I want to tell him “Buddy, I’m with you on that- no hugging in the stacks” but instead I laugh quietly at Jill’s eye roll. We have a connection now. We’re in this together, and our futures and names are about to become intertwined. Scholars will write about “the 2007 Cather and Stone discovery.” I allow myself a brief moment to revel in the thought before pushing it aside. It’s like Jill said- it might not mean anything. No point in getting our hopes up.
“Any fun plans for tonight?” Jill asks as we exit the library together. We have an unspoken ban on discussing the mysterious EB poem, but it still vibrates in the air between us.
“I’m going to catch a movie with Maya and Maggie, I think.” Maya and Maggie are two other girls from our department. Sisters, actually. “You?”
She smiles and fluffs her hair. “I have a date.”

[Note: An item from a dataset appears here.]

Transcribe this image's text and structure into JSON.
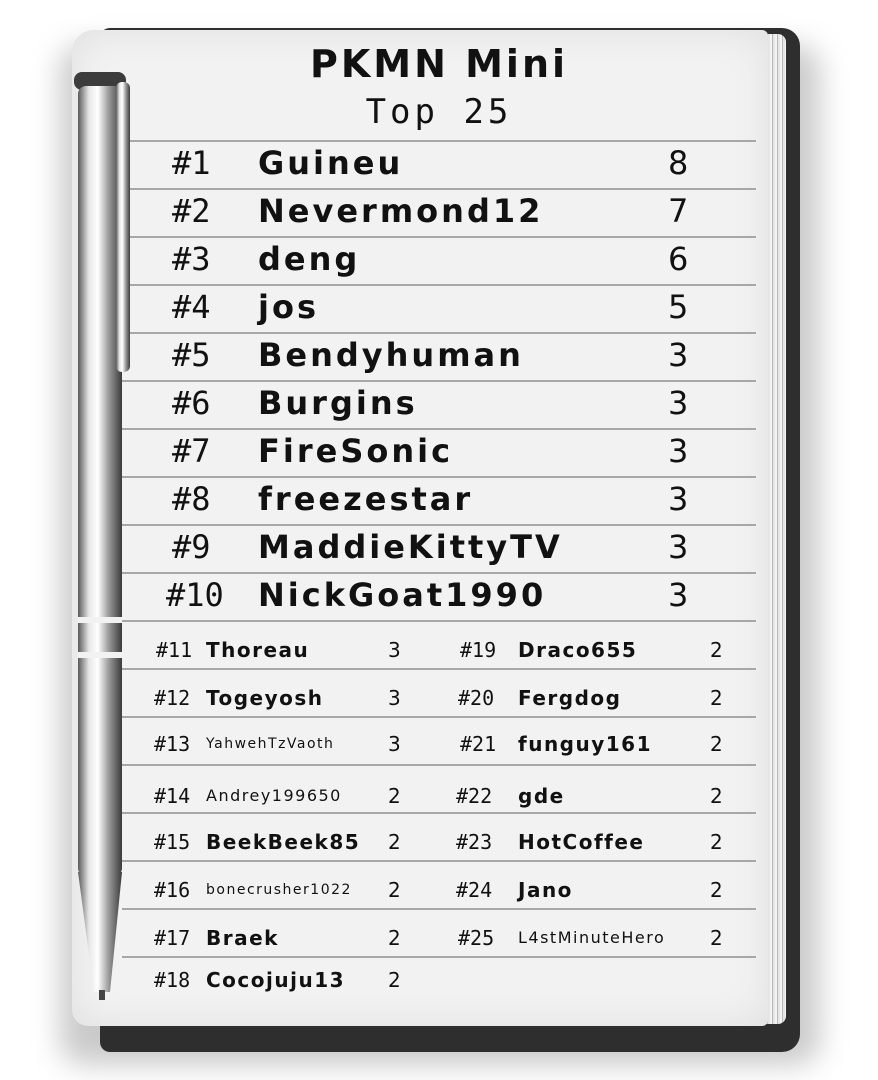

Now that I know, she looks like a girl set for a date. She’s way too overdressed for library research- a black skirt and tight red top with a black cardigan sweater over it. And heels- no one wears heels to the library! Her blonde hair is bouncy and her lips are shiny. I look positively hellish in comparison in jeans and a ratty green sweater, with my hair pulled back. Ah well. The books don’t judge, and neither do the Acosta sisters.
“Have fun.”
“You too,” she gives me a sweet smile. “I’ll see you at Charlie’s tomorrow?”
I nod, “Definitely.”
We lock gazes for a moment and the EB poems hangs there. It wants to be fully discovered and displayed before the world. I shake it off, say a cheery “See you tomorrow” and head for the subway. The Special Collections wing isn’t open on the weekends, so we have to wait until Monday to keep working. Monday seems ages away, and I’ve never been less excited about a weekend. It’s going to drag, I know it. Even one of Charlie’s wild parties seems infinitely less exciting than the prospect of hours spent in the stacks with Victorian poetry.